Upon arrival at the home page, there are many ways to look up language information.  One can look at language families, geographical regions or endangered languages only, for example, in order to find what they are looking for.  Maps, diagrams and statistical summaries of language-related information are available throughout the site, and for each entry there is a breakdown of the language’s status: how many speakers of the language, with a distinction between L1 (native) and other speakers; where the language is spoken in the world; how many cultural members of the language group exist; the language family it belongs to; other names for the language; and where to find more information on the language—often links to academic articles.

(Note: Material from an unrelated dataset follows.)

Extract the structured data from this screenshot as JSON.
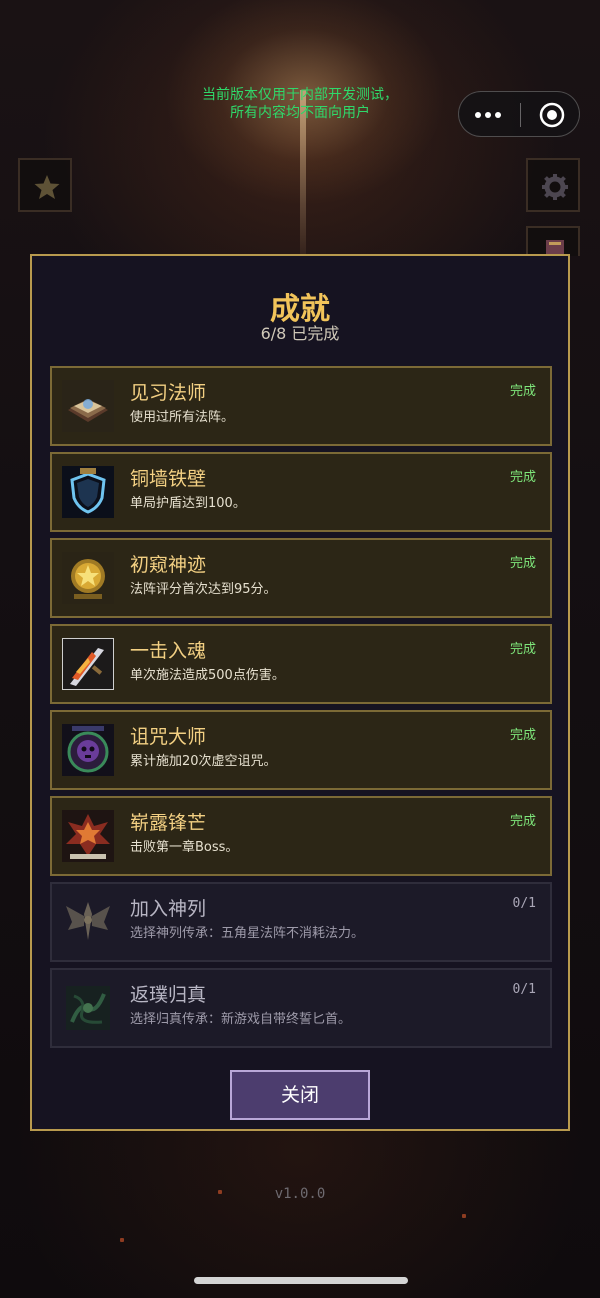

Of particular interest to the study of indigenous community reality is the Endangered Languages section.  Here you will find not only information regarding specific languages, but also a link to SIL’s endangered languages policy, which explains more about why linguists want to work with these languages and stop them from dying out unrecorded.  It is also important to keep in mind, however, that much of the research is carried out by non-cultural members, and that despite the well-meaning efforts of SIL International, after centuries of colonization, some communities may not desire to have their language recorded or documented.  After all, at its outset, SIL was a Christian organization that began by translating biblical information for indigenous communities–colonization at its best.  Although SIL is still guided by Christian principles, the Ethnologue and other SIL publications are now non-denominational, research-based works.